Hundreds of influential Louisiana interfaith leaders and activists united Saturday to discuss a number of pressing issues, like income inequality and college affordability, hoping to present a unified voice when this year’s legislative session starts.

The event was hosted by Together Louisiana, an organization composed of more than 150 religious congregations as well as civic organizations representing more than 150,000 people from across the state.

Three of the larger organizations within Together Louisiana are Northern and Central Louisiana Interfaith, the Jeremiah Group and Together Baton Rouge. All three have influenced change by publicly lobbying for improvement in public safety, drug law enforcement and the public transit system.

The interfaith organizations come from all over the state including Shreveport, Monroe and Baton Rouge.

The conference featured group sessions called “civic academies” aimed at informing the attendees of the facts surrounding key issues they would like the state legislature to address. These civic academies are a crash course on a specific issue, and they attempt to cultivate ideas for changing the quality of life across Louisiana, said Edgar Cage, Together Baton Rouge executive committee member.

The six civic academy sessions addressed mass incarceration in Louisiana, state budget and tax giveaways, health care and Medicaid expansion, work wages and economic inequality, and wetlands and environmental care.

The civic academies lay out the issues and address how to fix them, Cage said. The conference and Together Louisiana bring the issues people are concerned about to the legislature.

“We want to build a constituency that has never been seen before,” Cage said. “One that can be heard and more importantly, not ignored.”

Cage said industry in Louisiana is based around a model that is set up to unload a series of fees on citizens who are in need to acquire as much money as possible through raising interest rates, such as with pay day loans.

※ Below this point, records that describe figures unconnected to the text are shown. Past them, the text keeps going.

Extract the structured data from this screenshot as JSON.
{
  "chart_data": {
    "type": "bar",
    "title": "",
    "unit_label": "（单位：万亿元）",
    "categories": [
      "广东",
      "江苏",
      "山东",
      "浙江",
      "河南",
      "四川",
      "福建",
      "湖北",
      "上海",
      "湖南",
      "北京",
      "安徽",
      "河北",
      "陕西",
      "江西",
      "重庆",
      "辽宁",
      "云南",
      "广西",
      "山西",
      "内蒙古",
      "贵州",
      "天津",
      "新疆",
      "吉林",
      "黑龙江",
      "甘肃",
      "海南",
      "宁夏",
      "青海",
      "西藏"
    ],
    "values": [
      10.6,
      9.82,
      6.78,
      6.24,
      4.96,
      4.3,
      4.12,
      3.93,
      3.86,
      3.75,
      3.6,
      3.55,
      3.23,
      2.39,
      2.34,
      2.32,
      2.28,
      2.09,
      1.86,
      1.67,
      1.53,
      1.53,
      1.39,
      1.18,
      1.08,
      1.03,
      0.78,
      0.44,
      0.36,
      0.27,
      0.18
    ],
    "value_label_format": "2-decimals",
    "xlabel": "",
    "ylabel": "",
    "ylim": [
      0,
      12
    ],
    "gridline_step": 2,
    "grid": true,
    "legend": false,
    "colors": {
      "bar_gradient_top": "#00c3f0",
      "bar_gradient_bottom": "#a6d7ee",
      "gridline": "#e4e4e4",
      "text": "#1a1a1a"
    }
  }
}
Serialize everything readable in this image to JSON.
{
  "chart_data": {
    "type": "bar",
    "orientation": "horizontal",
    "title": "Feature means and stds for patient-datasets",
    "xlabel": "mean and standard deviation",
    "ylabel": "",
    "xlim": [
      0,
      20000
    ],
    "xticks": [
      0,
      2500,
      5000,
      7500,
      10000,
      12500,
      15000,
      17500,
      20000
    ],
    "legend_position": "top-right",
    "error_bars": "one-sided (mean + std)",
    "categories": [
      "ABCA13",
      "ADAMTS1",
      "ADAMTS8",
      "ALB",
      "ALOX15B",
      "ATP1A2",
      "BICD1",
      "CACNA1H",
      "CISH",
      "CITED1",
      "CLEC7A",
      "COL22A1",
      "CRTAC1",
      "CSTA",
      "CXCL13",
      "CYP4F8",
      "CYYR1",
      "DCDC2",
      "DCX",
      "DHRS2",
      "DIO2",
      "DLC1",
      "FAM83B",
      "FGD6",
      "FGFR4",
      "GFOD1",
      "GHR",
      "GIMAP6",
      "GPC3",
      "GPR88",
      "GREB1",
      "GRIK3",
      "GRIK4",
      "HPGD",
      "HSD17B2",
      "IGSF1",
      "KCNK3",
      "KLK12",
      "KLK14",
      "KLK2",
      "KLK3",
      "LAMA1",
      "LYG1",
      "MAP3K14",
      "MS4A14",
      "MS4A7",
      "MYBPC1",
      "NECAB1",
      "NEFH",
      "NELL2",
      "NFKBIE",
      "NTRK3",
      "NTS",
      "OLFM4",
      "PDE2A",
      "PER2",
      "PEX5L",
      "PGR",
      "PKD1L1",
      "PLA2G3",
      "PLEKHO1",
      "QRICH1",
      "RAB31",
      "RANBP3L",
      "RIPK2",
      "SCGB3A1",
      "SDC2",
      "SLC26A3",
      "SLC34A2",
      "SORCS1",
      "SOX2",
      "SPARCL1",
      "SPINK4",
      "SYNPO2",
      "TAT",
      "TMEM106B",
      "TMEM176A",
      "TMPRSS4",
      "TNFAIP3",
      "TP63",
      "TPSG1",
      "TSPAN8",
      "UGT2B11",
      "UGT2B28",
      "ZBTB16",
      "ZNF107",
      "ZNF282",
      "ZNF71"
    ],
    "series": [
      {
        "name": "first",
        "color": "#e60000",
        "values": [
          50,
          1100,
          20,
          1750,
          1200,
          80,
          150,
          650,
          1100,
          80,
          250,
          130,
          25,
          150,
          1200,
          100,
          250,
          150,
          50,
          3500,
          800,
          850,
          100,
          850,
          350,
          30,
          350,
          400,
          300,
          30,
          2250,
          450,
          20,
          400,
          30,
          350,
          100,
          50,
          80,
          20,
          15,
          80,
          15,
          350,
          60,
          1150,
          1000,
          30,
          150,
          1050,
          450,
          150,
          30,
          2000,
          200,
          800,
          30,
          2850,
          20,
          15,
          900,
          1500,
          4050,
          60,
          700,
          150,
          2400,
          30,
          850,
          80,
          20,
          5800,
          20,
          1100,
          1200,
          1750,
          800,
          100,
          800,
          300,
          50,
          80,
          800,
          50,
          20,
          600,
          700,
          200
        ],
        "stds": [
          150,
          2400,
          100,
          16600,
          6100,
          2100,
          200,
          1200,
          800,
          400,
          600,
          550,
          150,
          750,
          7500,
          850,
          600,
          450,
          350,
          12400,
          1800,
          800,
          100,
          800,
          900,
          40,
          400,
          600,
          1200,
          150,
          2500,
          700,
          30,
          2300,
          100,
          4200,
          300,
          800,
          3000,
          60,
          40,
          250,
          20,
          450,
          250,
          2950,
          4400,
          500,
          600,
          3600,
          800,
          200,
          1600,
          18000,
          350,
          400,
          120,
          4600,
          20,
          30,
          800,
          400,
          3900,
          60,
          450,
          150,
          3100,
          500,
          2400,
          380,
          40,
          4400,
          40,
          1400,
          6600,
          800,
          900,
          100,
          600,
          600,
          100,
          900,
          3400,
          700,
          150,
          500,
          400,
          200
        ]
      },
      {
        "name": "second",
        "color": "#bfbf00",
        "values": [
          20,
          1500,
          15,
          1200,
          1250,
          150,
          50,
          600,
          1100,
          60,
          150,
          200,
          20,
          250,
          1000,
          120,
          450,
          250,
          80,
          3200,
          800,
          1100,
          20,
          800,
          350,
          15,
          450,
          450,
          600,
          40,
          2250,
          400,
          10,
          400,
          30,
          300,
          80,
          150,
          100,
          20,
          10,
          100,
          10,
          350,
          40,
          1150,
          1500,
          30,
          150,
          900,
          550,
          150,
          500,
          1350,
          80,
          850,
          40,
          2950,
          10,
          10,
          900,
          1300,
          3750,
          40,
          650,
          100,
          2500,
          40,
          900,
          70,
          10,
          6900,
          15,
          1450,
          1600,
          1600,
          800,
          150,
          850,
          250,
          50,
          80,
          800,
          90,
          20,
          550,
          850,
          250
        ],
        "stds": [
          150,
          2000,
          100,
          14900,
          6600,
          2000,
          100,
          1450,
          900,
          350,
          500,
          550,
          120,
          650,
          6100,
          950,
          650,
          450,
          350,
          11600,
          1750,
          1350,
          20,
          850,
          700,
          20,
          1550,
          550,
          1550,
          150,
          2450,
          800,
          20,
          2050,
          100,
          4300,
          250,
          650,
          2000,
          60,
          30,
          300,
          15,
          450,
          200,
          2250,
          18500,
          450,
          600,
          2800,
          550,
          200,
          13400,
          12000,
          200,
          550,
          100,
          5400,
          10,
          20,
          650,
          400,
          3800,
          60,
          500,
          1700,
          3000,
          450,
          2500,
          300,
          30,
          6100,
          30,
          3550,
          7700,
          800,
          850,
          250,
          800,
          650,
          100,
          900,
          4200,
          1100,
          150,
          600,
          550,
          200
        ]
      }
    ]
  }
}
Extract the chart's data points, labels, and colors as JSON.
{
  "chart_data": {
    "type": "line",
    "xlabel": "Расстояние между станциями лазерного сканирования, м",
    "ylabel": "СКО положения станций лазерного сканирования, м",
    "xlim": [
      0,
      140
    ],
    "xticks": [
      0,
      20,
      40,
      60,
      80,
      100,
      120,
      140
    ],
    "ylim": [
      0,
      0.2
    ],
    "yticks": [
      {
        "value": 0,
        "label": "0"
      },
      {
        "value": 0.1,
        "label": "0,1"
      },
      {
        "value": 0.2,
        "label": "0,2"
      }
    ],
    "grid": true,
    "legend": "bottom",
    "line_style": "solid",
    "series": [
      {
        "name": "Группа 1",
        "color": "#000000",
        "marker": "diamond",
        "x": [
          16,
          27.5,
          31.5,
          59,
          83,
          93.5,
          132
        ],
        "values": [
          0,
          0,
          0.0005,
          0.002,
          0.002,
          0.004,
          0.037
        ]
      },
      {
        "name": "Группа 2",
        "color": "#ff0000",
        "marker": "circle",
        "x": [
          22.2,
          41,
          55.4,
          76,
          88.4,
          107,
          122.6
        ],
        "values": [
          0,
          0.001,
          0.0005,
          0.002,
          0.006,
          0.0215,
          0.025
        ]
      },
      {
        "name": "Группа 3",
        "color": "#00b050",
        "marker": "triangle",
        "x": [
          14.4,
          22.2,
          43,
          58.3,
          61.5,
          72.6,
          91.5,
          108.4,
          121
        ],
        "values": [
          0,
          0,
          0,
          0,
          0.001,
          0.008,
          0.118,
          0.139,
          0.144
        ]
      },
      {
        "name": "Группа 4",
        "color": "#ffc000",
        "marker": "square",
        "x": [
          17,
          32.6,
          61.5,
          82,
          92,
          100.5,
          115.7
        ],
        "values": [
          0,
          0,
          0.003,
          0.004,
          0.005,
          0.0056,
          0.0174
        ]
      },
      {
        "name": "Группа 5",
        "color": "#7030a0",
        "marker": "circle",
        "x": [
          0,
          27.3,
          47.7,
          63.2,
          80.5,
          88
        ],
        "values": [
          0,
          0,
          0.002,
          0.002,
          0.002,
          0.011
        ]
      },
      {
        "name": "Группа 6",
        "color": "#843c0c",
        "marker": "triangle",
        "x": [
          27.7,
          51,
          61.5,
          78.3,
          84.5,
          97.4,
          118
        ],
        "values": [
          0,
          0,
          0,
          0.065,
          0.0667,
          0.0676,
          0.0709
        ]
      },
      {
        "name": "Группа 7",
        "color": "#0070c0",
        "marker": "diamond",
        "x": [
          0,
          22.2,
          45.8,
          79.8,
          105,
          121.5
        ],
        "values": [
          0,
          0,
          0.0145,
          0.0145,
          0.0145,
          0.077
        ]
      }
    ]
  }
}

Pay day loans often have an interest rate of close to 500 percent, Cage said. This is just one of the issues represented in the conference: attempting to bring that rate down to a reasonable rate around 36 percent across the board, he said.

Erika Zucker, policy advocate at Workplace Justice Project Law Clinic, in her wage inequality session, compiled evidence to support the idea that a higher minimum wage would not hinder the economy, but reinforce it.

“It is an issue that affects all workers, young and old,” Zucker said. “Young people in the workforce often feel they are not worth much because of the low wages they receive.”

John Anderson, a professor of physics at the University of Louisiana at Monroe, led the summit’s civic academy on higher education, and stressed the importance of an affordable college education.

“It’s important because it’s not only an investment in the future, it’s an investment in now,” Anderson said.

Anderson argued the state receives $8 in the form of economic development for every $1 put into higher education funding, and said state cuts to higher education funding from 2008-13 resulted in $1 billion of re-loss in Louisiana’s economy.

Though Anderson acknowledged some actions of the Jindal administration “are not working,” he said he was relieved by Gov. Bobby Jindal’s announcement not to cut higher education in the upcoming fiscal year, and said the WISE effort, a plan to align higher education in the state with workforce needs, was a good first step for Louisiana’s universities.

While all these issues were brought to the forefront in an attempt to eradicate some of the issues in Louisiana’s society today, the meeting began and ended with a prayer led by the religious leaders that influence change in legislature.

“We have to become experts so we can take our issues to the legislature,” said Rene Singleton, a Together Baton Rouge leader.